Once at Wedgemount, the possibilities are endless. There is easy access to the Wedge Glacier and from there the 9,500 foot summit of Wedge Mountain, the highest in the Whistler region. Also easily accessible are Mt. Weart, Parkhurst Mountain, Rethel Mountain, and Mt. Cook. All of these summits are worthy objectives in Garibaldi Provincial Park.
It is therefore not surprising, then, that the lake itself is somewhat forgotten amongst all of this splendor. This is a great day hike, all within minutes of a comfortable hotel room and great food and drink in Whistler.
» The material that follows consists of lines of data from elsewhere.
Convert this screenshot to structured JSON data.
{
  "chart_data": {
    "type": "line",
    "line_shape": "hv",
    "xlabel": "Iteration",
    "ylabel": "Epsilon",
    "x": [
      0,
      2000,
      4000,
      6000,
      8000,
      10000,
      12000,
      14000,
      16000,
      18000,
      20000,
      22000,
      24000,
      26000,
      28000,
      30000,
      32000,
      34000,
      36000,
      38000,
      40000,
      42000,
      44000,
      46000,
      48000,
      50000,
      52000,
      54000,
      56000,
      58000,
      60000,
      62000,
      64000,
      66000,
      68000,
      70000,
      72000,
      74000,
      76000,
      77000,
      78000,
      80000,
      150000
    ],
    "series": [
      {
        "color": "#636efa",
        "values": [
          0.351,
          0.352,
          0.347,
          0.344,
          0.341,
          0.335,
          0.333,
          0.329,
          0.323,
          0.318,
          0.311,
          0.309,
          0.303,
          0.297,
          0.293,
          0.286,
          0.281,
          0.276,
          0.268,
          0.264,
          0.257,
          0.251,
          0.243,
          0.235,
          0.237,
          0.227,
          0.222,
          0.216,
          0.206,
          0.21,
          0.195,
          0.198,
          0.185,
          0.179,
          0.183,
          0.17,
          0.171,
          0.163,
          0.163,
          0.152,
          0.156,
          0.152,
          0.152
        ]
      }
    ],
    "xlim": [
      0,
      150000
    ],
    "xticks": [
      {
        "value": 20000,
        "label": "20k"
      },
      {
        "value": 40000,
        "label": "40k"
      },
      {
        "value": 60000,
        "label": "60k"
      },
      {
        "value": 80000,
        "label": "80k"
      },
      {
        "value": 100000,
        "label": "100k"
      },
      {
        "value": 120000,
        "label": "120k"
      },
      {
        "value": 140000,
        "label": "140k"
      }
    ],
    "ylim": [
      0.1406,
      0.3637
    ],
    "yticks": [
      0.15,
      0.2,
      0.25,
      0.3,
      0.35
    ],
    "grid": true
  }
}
To get to the trailhead, drive 7 miles north of Whistler on BC-99, looking for the Wedgemount Lake sign on your right. Turn off there, and drive 1.2 miles to the huge parking lot.
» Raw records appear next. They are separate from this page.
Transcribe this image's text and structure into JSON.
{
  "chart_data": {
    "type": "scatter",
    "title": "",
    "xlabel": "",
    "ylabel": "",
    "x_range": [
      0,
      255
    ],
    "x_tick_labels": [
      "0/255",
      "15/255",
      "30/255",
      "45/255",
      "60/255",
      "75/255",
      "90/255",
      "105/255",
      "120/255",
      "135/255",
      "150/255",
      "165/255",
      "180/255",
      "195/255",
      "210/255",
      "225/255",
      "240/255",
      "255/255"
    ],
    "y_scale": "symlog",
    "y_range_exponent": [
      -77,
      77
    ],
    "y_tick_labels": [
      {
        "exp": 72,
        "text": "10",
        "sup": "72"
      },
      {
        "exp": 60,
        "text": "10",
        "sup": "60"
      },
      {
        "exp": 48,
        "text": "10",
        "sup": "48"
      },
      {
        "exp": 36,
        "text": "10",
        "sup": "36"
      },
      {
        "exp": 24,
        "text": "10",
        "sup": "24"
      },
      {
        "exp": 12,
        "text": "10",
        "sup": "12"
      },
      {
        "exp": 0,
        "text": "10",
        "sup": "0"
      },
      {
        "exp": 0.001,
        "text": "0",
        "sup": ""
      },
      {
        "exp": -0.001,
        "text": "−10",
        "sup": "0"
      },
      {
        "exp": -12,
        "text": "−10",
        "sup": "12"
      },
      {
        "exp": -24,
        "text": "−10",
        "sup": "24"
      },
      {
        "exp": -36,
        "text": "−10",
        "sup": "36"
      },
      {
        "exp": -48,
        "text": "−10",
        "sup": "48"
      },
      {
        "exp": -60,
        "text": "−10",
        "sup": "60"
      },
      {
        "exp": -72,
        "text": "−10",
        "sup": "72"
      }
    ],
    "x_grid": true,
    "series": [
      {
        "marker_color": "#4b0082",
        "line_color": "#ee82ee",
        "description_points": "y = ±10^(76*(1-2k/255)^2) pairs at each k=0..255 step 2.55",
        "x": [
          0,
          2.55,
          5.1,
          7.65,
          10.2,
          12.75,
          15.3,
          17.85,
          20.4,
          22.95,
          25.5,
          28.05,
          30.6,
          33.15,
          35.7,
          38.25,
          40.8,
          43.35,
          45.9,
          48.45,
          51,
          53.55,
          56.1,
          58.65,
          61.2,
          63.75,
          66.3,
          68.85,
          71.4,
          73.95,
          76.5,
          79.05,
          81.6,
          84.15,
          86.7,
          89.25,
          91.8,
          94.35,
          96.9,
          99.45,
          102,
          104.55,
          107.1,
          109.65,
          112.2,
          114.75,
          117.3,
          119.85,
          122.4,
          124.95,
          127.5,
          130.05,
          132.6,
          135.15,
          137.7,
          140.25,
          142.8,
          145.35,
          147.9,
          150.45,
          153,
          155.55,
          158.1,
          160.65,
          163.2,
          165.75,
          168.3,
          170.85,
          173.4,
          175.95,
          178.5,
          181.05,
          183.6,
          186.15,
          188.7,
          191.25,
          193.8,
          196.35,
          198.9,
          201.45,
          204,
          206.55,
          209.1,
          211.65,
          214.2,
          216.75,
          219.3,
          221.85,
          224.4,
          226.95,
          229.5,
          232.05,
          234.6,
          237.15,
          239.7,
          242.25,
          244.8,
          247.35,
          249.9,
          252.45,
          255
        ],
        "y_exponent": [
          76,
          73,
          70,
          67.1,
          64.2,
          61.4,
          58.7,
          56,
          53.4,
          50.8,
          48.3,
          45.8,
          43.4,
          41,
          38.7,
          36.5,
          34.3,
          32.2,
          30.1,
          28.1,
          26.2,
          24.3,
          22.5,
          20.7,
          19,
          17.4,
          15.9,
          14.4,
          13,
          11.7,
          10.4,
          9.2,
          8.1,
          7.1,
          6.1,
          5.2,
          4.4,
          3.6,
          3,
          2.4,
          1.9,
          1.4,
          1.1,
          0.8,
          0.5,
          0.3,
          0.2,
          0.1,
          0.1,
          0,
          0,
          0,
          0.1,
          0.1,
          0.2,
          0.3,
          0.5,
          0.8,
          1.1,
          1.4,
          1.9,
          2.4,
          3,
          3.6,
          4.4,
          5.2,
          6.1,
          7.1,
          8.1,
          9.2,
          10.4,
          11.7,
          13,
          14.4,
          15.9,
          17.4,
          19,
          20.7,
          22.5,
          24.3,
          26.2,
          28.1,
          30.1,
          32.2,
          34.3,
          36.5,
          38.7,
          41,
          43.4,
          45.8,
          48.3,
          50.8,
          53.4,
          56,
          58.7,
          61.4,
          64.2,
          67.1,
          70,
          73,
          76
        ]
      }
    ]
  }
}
The trail was brutal. There is no other way to put it. The stats tell the whole story, as the trail gains 3600 feet in 3.5 miles over rough, rocky, rooty dirt and mud. Soon after leaving the trailhead, I crossed over Wedgemount Creek over two separate bridges. The sound of the water falling over rocks is deafening here, and you definitely don't want to fall. After crossing over, the trail climbed through forest that looks like it's growing back after having been logged maybe 40-50 years ago.
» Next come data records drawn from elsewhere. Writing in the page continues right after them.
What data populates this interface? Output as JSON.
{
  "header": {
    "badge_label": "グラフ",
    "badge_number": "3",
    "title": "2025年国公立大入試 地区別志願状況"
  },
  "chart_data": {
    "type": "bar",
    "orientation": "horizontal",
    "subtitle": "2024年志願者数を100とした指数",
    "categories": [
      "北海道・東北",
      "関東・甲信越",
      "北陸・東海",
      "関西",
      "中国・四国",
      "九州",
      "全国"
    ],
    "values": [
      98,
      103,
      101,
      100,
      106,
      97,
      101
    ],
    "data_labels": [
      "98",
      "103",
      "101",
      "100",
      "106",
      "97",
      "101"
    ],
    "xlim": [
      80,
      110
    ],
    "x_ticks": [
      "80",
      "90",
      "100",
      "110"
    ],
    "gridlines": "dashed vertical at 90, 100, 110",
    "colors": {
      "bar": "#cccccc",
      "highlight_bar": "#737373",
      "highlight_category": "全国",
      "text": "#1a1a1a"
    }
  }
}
Finally, after about a mile, I arrived in cool forest. From here, the trip is not especially notable until about the three mile marker. At this point, I broke out of the trees, and could see the cliffs of Mt. Weart, Rethel Mountain, and Parkhurst Mountains looming above me. As the trail climbed through marshy meadows, it came to a headwall, and then went straight up. This is probably the steepest part of the trip, and I was glad to have trekking poles for it. At the top of the headwall, I walked through alpine meadows of heather and flowers to Wedgemount Lake.
The lake is absolutely stunning. The Provincial Park has installed wooden platforms among the boulder fields surrounding the lake to provide a flat area to pitch your tent. There had to be at least ten of these wooden platforms. The authorities have obviously taken great pains to make sure that the vegetation in the area is not damaged. There were two structures at the lake; one was the BC mountaineering hut, and the other was an elevated latrine.
After a brief lunch, I walked down about 200 feet to the lake shore. There is a good trail that follows the shorline of the lake. The Wedge Glacier's terminus nearly reaches the lake. In recent photos I've seen the glacier actually reached the lake, so there has been some obvious glacial recession here. There are numerous braided streams that come off of Mt. Weart to the north and wind their way to the lake. The stream beds are surrounded by fields of beautiful pink flowers. This was just a great place to hang around, admire the scenery, and take pictures.
I saw some climbers coming off of the Wedge Glacier and walking around the lake shore. They had been successful in their summit bid for Wedge Mountain. There is so much mountaineering close at hand here, I felt really sad that I was by myself and unequipped for a summit attempt. The next time I go, I will make a camp for 3 nights and try to tackle Wedge, Weart, and Parkhurst. If you come up here, all of the summits except Mt. Cook require knowledge of glacier travel techniques and equipment. The only problem with this is that I don't relish the idea of carrying all of that gear up that trail.